Bullous hemorrhagic dermatosis is an uncommon and underrecognized reaction to various anticoagulants. Bullous hemorrhagic dermatosis presents with painless, noninflammatory, hemorrhagic vesicles and bullae occurring at sites distant from anticoagulant administration. The condition was first characterized in 2006 by Perrinaud et al,¹ who presented 3 cases in patients treated with heparin and low-molecular-weight heparin. Since then, there have been at least 90 cases reported in the international literature, with elderly men found to be the more affected demographic (male to female ratio, 1.9:1).² Typically, BHD presents within 1 week of administration of an anticoagulant, but delayed onset has been reported.² Bullous hemorrhagic dermatosis is most commonly observed with enoxaparin use but also has been described in association with unfractionated heparin, low-molecular-weight heparin products, and warfarin.²

The noninflammatory-appearing hemorrhagic papules and small plaques of BHD generally are seen on the extremities but can occur anywhere on the body including the oral mucosa.³ The differential diagnosis of BHD may include autoimmune vesiculobullous conditions, bullous drug eruptions, herpetic infection, supratherapeutic anticoagulation, porphyria cutanea tarda, amyloidosis, leukocytoclastic vasculitis, angioinvasive infections, and heparin necrosis. Diagnosis of BHD can be made clinically, but a biopsy is useful to exclude other conditions.
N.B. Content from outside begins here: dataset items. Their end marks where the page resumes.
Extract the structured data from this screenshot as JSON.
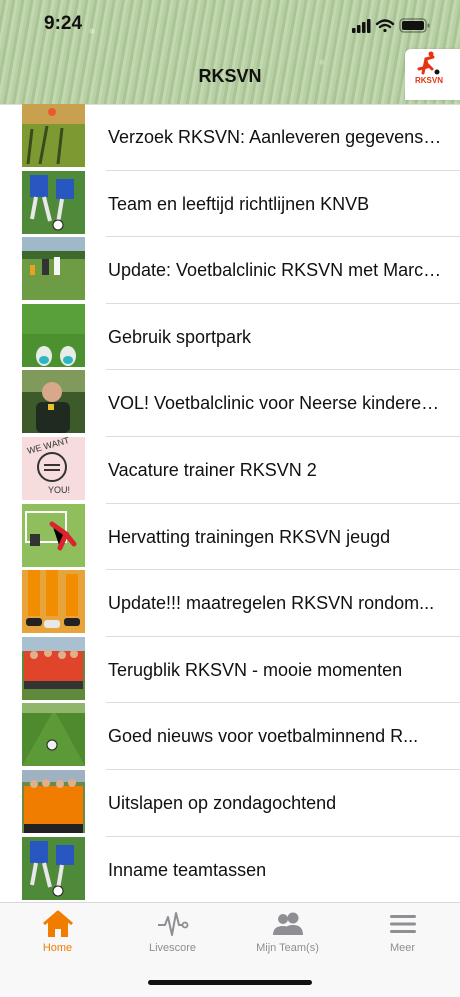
{
  "status": {
    "time": "9:24"
  },
  "header": {
    "title": "RKSVN",
    "logo_text": "RKSVN"
  },
  "news": [
    {
      "title": "Verzoek RKSVN: Aanleveren gegevens voor..."
    },
    {
      "title": "Team en leeftijd richtlijnen KNVB"
    },
    {
      "title": "Update: Voetbalclinic RKSVN met Marco..."
    },
    {
      "title": "Gebruik sportpark"
    },
    {
      "title": "VOL! Voetbalclinic voor Neerse kinderen..."
    },
    {
      "title": "Vacature trainer RKSVN 2"
    },
    {
      "title": "Hervatting trainingen RKSVN jeugd"
    },
    {
      "title": "Update!!! maatregelen RKSVN rondom..."
    },
    {
      "title": "Terugblik RKSVN - mooie momenten"
    },
    {
      "title": "Goed nieuws voor voetbalminnend R..."
    },
    {
      "title": "Uitslapen op zondagochtend"
    },
    {
      "title": "Inname teamtassen"
    }
  ],
  "tabs": [
    {
      "label": "Home",
      "icon": "home-icon"
    },
    {
      "label": "Livescore",
      "icon": "pulse-icon"
    },
    {
      "label": "Mijn Team(s)",
      "icon": "team-icon"
    },
    {
      "label": "Meer",
      "icon": "menu-icon"
    }
  ],
  "colors": {
    "accent": "#f07d00",
    "inactive": "#8e8e93",
    "brand_red": "#e63312"
  }
}
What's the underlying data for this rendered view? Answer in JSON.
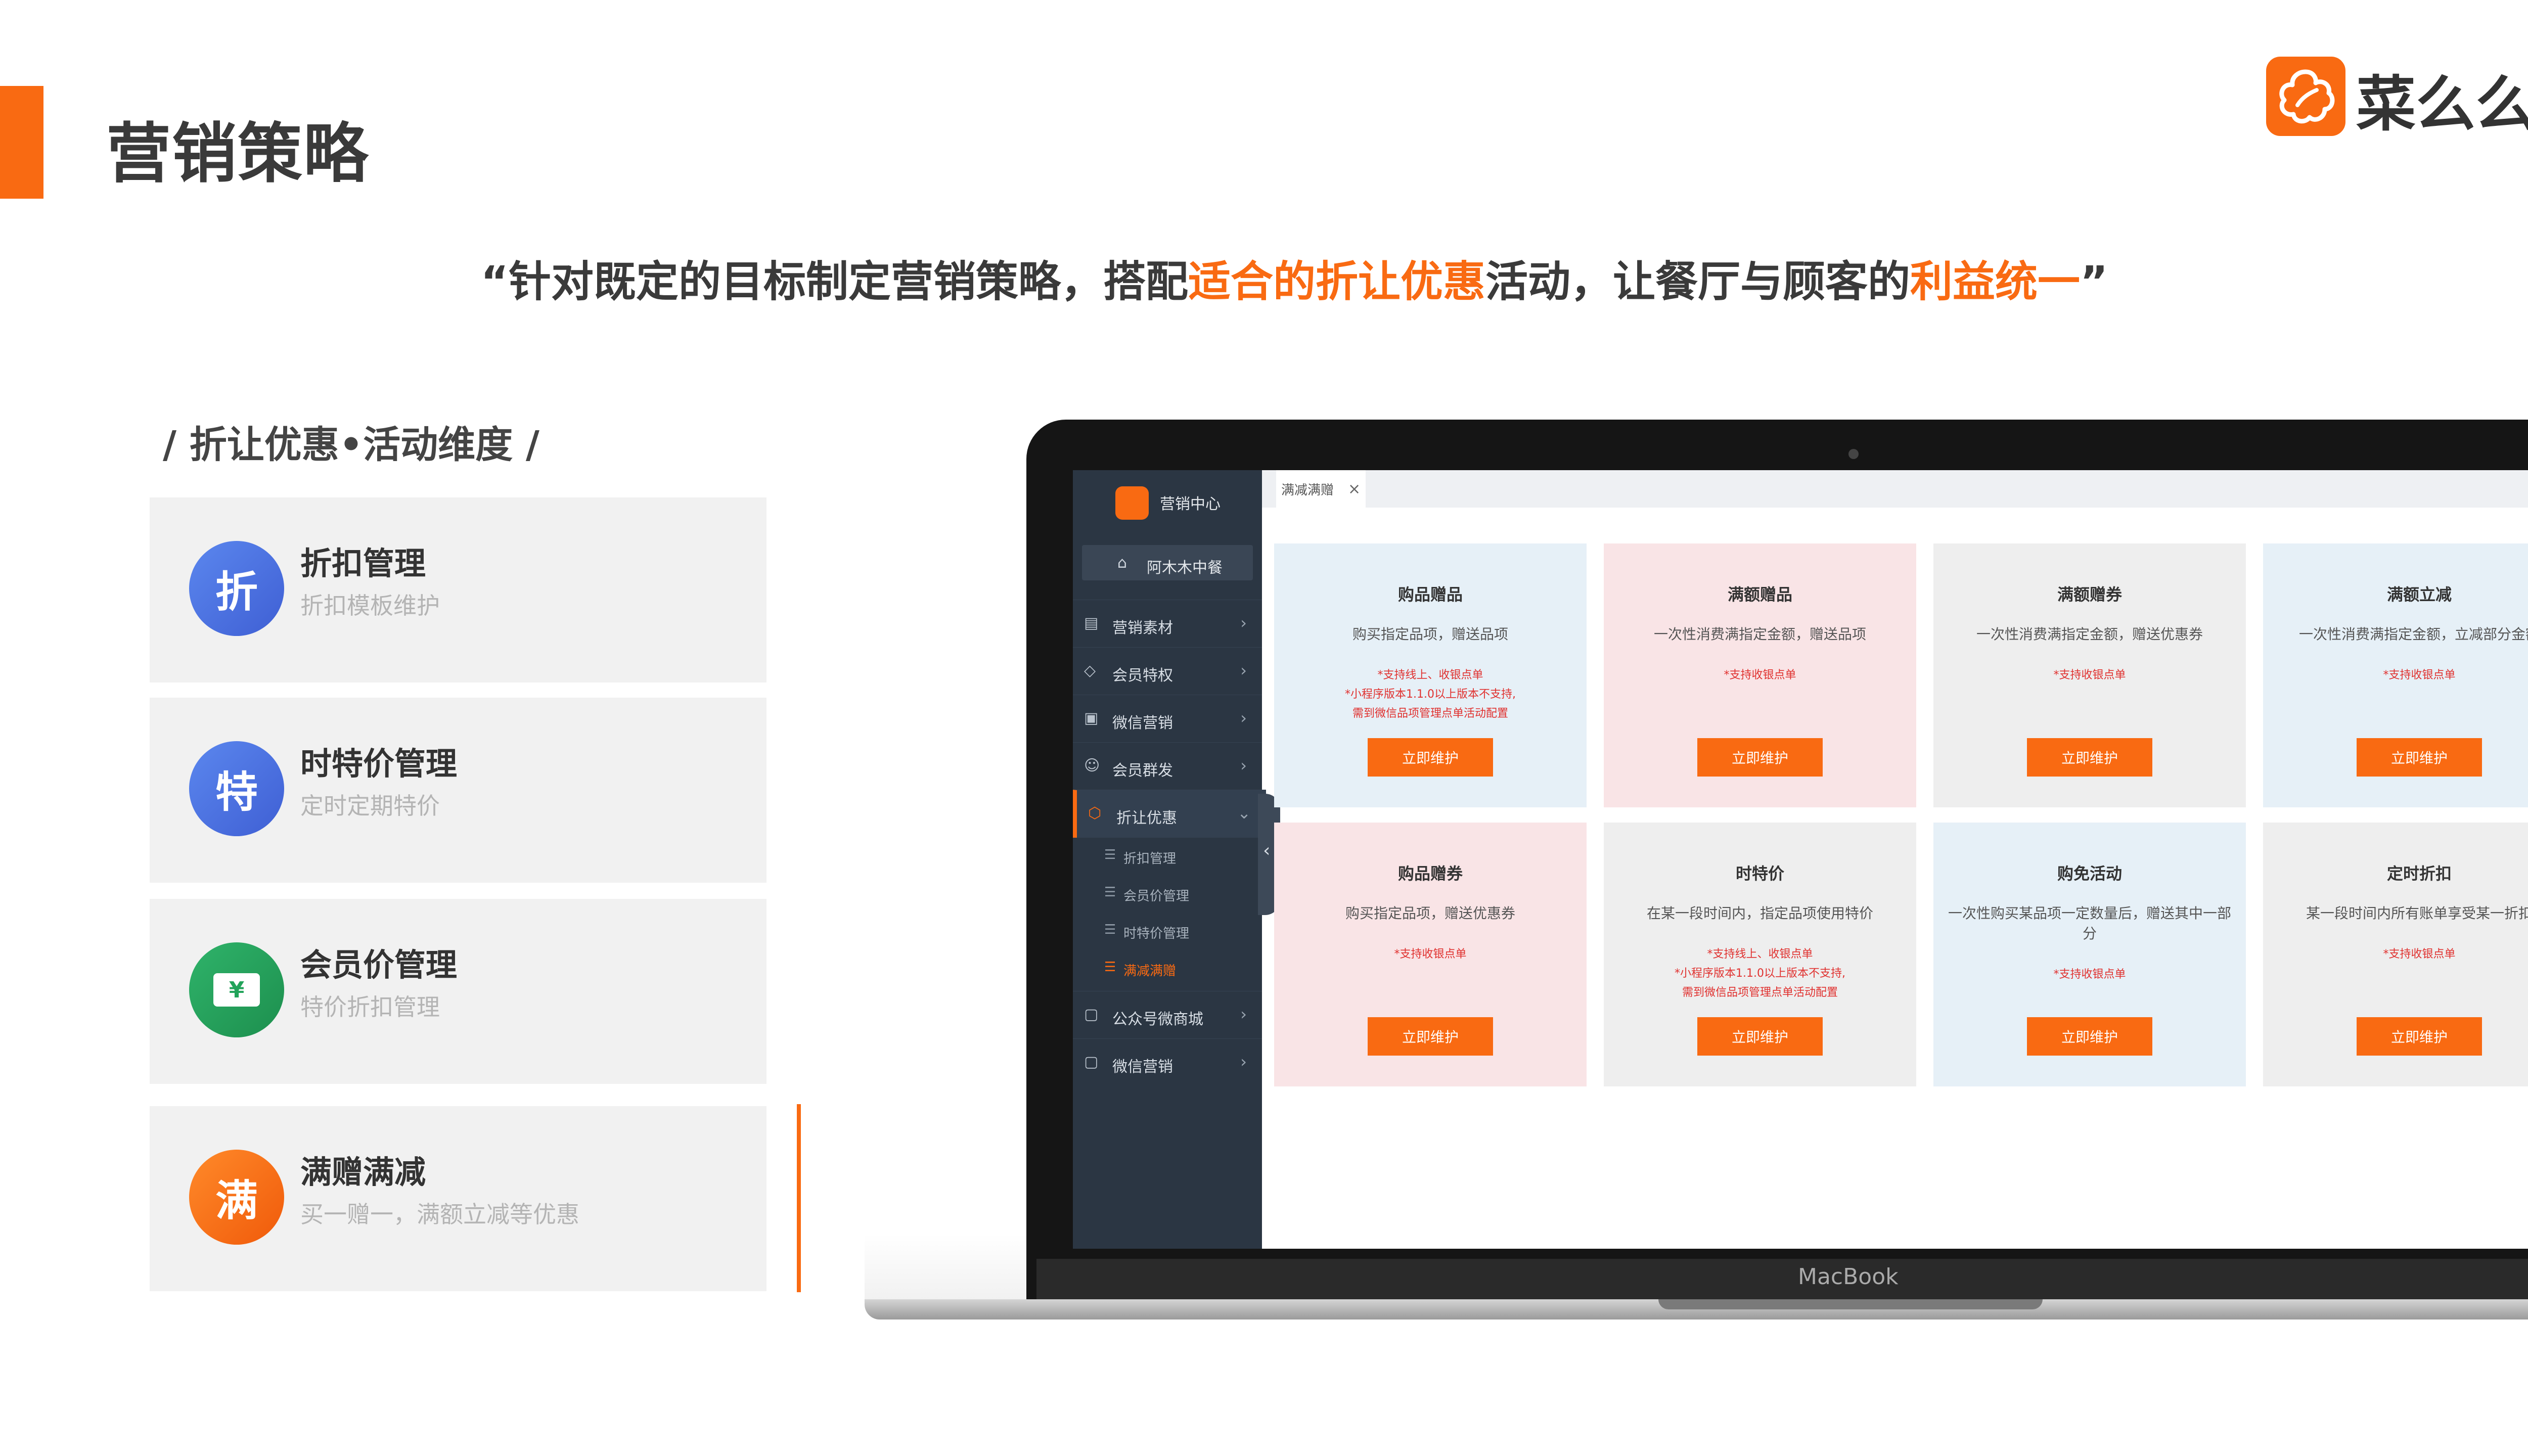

Histologically, BHD is characterized by the presence of intraepidermal hemorrhagic bullae without thrombotic, inflammatory, or vasculitic changes. Although heparinrelated skin lesions have been attributed to various mechanisms, including immune-mediated thrombocytopenia, type IV hypersensitivity reactions, type I allergic hypersensitivity reactions, pustulosis, and skin necrosis, the pathogenesis of BHD remains poorly understood.⁴ The condition has demonstrated koebnerization in some cases.⁵

In our patient, the absence of histologic inflammation, viral changes, vasculitis, and amyloid deposition helped rule out the other entities in the differential. The absence of heparin and platelet factor 4 antibodies helped exclude heparin necrosis. Direct immunofluorescence testing was not obtained in our patient but may be used to evaluate for an immunobullous etiology.

Management strategies for BHD are variable, and associated evidence is lacking. Treatment of BHD should be considered in the clinical context based on the necessity for anticoagulation and the severity of the eruption. Discontinuation of anticoagulation therapy, if possible, may prevent morbidity in some cases.⁶ If it is necessary to continue anticoagulation therapy, changing the drug or decreasing the dose are reasonable options. Skin lesions may resolve even if anticoagulation therapy is continued at the same dose.^7,8 Concurrent supportive wound care is beneficial.